19:33imirkin: or do you not have access to that pushbuf?
19:33fincs: Here, have fun: https://github.com/devkitPro/deko3d/blob/master/source/maxwell/gpu_3d_base.cpp#L59
19:34imirkin: cool thanks
19:34fincs: I already tried playing around with this init without success, and I couldn't get my thing to fail
19:34imirkin: but perhaps you can get the nouveau thing to work? :)
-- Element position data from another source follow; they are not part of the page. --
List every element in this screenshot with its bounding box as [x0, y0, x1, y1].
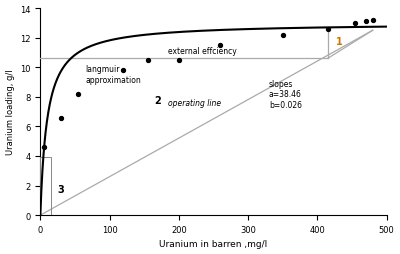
Text: operating line: operating line: [168, 99, 222, 108]
Point: [75, 92, 82, 97]
Y-axis label: Uranium loading, g/l: Uranium loading, g/l: [6, 70, 14, 155]
Text: langmuir
approximation: langmuir approximation: [85, 65, 141, 84]
Point: [144, 59, 151, 63]
Bar: [40, 158, 51, 215]
Point: [217, 44, 224, 48]
Text: slopes
a=38.46
b=0.026: slopes a=38.46 b=0.026: [269, 80, 302, 109]
Point: [40, 146, 47, 150]
Point: [370, 19, 376, 23]
Point: [324, 28, 331, 32]
Point: [280, 34, 286, 38]
Text: external effciency: external effciency: [168, 46, 237, 55]
X-axis label: Uranium in barren ,mg/l: Uranium in barren ,mg/l: [159, 240, 268, 248]
Text: 3: 3: [58, 184, 64, 194]
Text: 1: 1: [336, 37, 343, 46]
Point: [362, 20, 369, 24]
Point: [352, 22, 359, 26]
Text: 2: 2: [155, 96, 162, 105]
Point: [176, 59, 182, 63]
Point: [58, 116, 64, 120]
Point: [120, 69, 127, 73]
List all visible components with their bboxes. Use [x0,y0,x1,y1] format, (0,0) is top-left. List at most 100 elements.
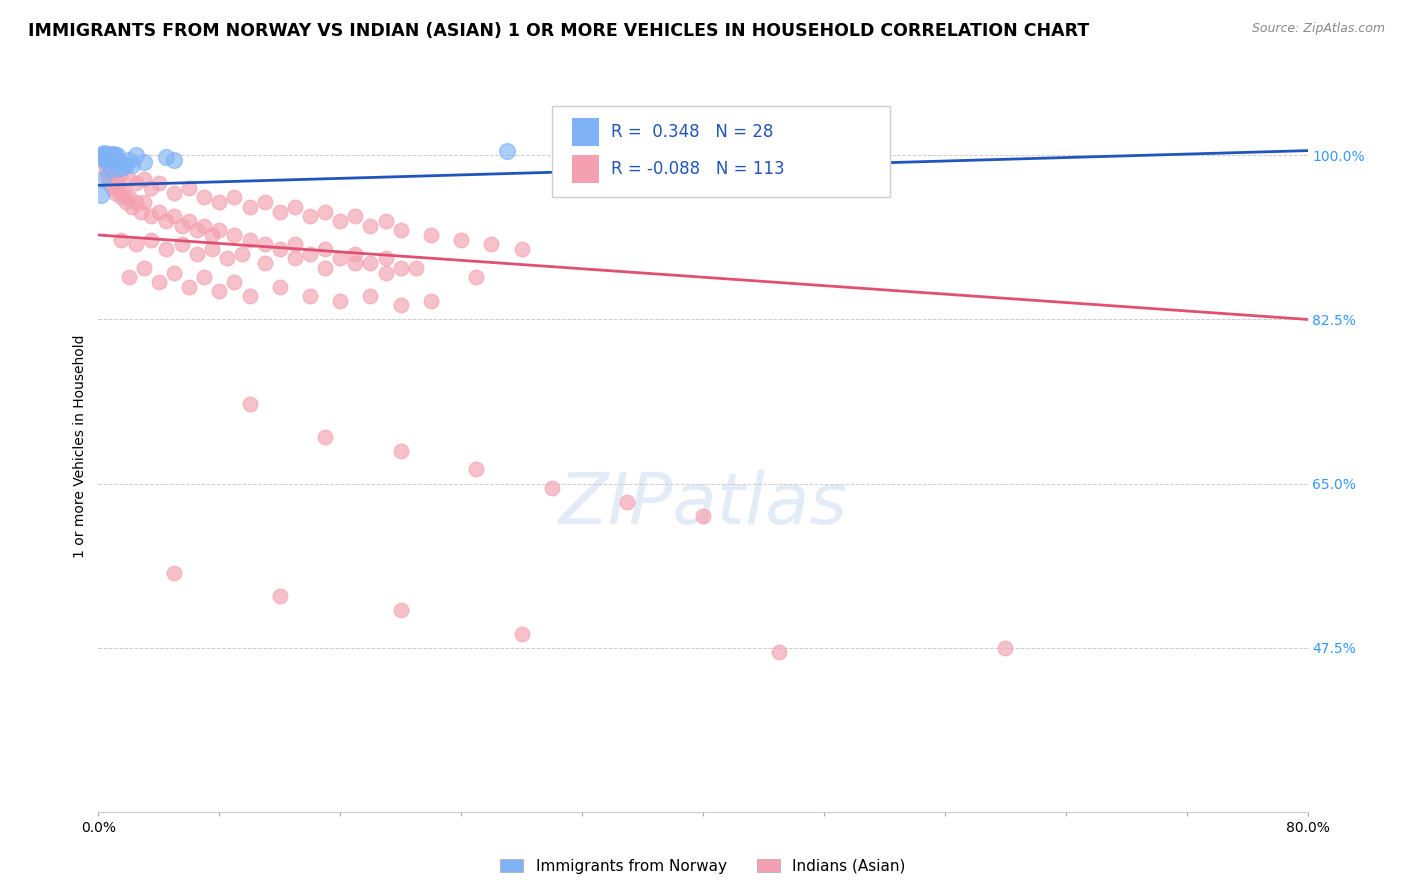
Point [284,237,307,252]
Point [100,150,122,164]
Point [129,204,152,219]
Point [481,237,503,252]
Point [224,227,246,242]
Point [405,260,427,275]
Point [94,162,117,177]
Point [389,223,412,237]
Point [389,298,412,312]
Point [253,237,276,252]
Point [224,190,246,204]
Point [201,227,224,242]
Point [389,603,412,617]
Point [284,252,307,266]
Point [329,214,352,228]
Point [253,256,276,270]
Point [125,148,148,162]
Point [98,177,121,191]
Point [201,242,224,256]
Point [104,149,127,163]
Point [170,237,193,252]
Point [163,153,186,167]
Point [314,242,336,256]
Point [208,195,231,210]
Point [100,167,122,181]
Y-axis label: 1 or more Vehicles in Household: 1 or more Vehicles in Household [73,334,87,558]
Text: IMMIGRANTS FROM NORWAY VS INDIAN (ASIAN) 1 OR MORE VEHICLES IN HOUSEHOLD CORRELA: IMMIGRANTS FROM NORWAY VS INDIAN (ASIAN)… [28,22,1090,40]
Point [231,246,253,260]
Point [103,156,125,170]
Point [96,154,118,169]
Point [110,233,132,247]
Point [132,260,155,275]
Point [111,160,134,174]
Point [110,190,132,204]
Point [186,223,208,237]
Point [269,242,291,256]
Point [100,162,122,177]
Point [329,252,352,266]
Point [125,237,148,252]
Bar [572,119,599,146]
Point [616,495,638,509]
Text: ZIPatlas: ZIPatlas [558,470,848,539]
Point [107,162,129,177]
Point [299,289,322,303]
Point [90,148,112,162]
Point [118,190,141,204]
Point [465,462,488,476]
Point [110,156,132,170]
Point [100,160,122,174]
Point [132,154,155,169]
Text: R = -0.088   N = 113: R = -0.088 N = 113 [612,160,785,178]
Point [374,252,396,266]
Point [107,181,129,195]
Point [284,200,307,214]
Point [510,626,533,640]
Point [299,209,322,223]
Point [344,209,367,223]
Point [93,153,115,167]
Point [215,252,238,266]
Point [314,204,336,219]
Point [148,275,170,289]
Point [103,147,125,161]
Point [118,270,141,285]
Point [360,219,382,233]
Point [374,266,396,280]
Point [179,181,201,195]
Point [186,246,208,260]
Point [90,187,112,202]
Point [994,640,1017,655]
Point [101,181,124,195]
Point [179,214,201,228]
Point [193,219,215,233]
Text: R =  0.348   N = 28: R = 0.348 N = 28 [612,123,773,141]
Point [495,144,517,158]
Point [163,266,186,280]
Legend: Immigrants from Norway, Indians (Asian): Immigrants from Norway, Indians (Asian) [495,853,911,880]
Point [91,171,114,186]
Point [253,195,276,210]
Point [344,256,367,270]
Point [465,270,488,285]
Point [112,186,135,200]
Point [768,645,790,659]
Point [692,509,714,524]
Point [105,148,128,162]
Point [163,209,186,223]
Point [103,171,125,186]
Point [329,293,352,308]
Point [101,148,124,162]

19:34imirkin: or alternatively
19:34imirkin: perhaps you can comment out random bits of it
19:34fincs: Commented out every single unknown thing and it would still work
19:34imirkin: oh, if it's the SPA version, i'll kill someone
19:34fincs: !!!
19:34fincs: It might as well be
19:35fincs: Does nouveau set SPA version at all?
19:35imirkin: no
19:35imirkin: it's never mattered for anything
19:35fincs: Okay
19:35fincs: So that's what I'm going to test
19:35fincs: Please hold on tight
19:35imirkin: the SPA version in the shader header is also set to some old thing
19:35fincs: Yes
19:35imirkin: i tried increasing that without effect
19:35fincs: And I "fixed" that
19:36fincs: Let me try patching nouveau to set SPA version
19:37imirkin: interesting
19:37imirkin: w << CmdInline(3D, VertexProgramPointSize{}, E::VertexProgramPointSize::Enable{});
19:37imirkin: i could imagine that mattering too
19:37imirkin: unlikely tho
19:38fincs: BEGIN_NVC0(push, NVC0_3D(0x0310), 1); PUSH_DATA (push, 0x0503);
19:38fincs: That should do it, right?
19:39imirkin: something like that
19:39imirkin: but not that
19:39imirkin: try SUBC_3D(0x0310)
19:39fincs: Ah
19:39fincs: Good catch
19:40fincs: Building
19:40imirkin: could also be something like this: w << Cmd(3D, SetRenderLayer{}, E::SetRenderLayer::UseIndexFromVTG{});
19:40imirkin: i did think of that though
19:40imirkin: and tried force-enabling it
19:40imirkin: with no effect
19:41fincs: No dice
19:41fincs: Maybe spa needs to be set both in reg and in shader header
19:41imirkin: probably does
19:41imirkin: i thought you already fixed up the shader header though?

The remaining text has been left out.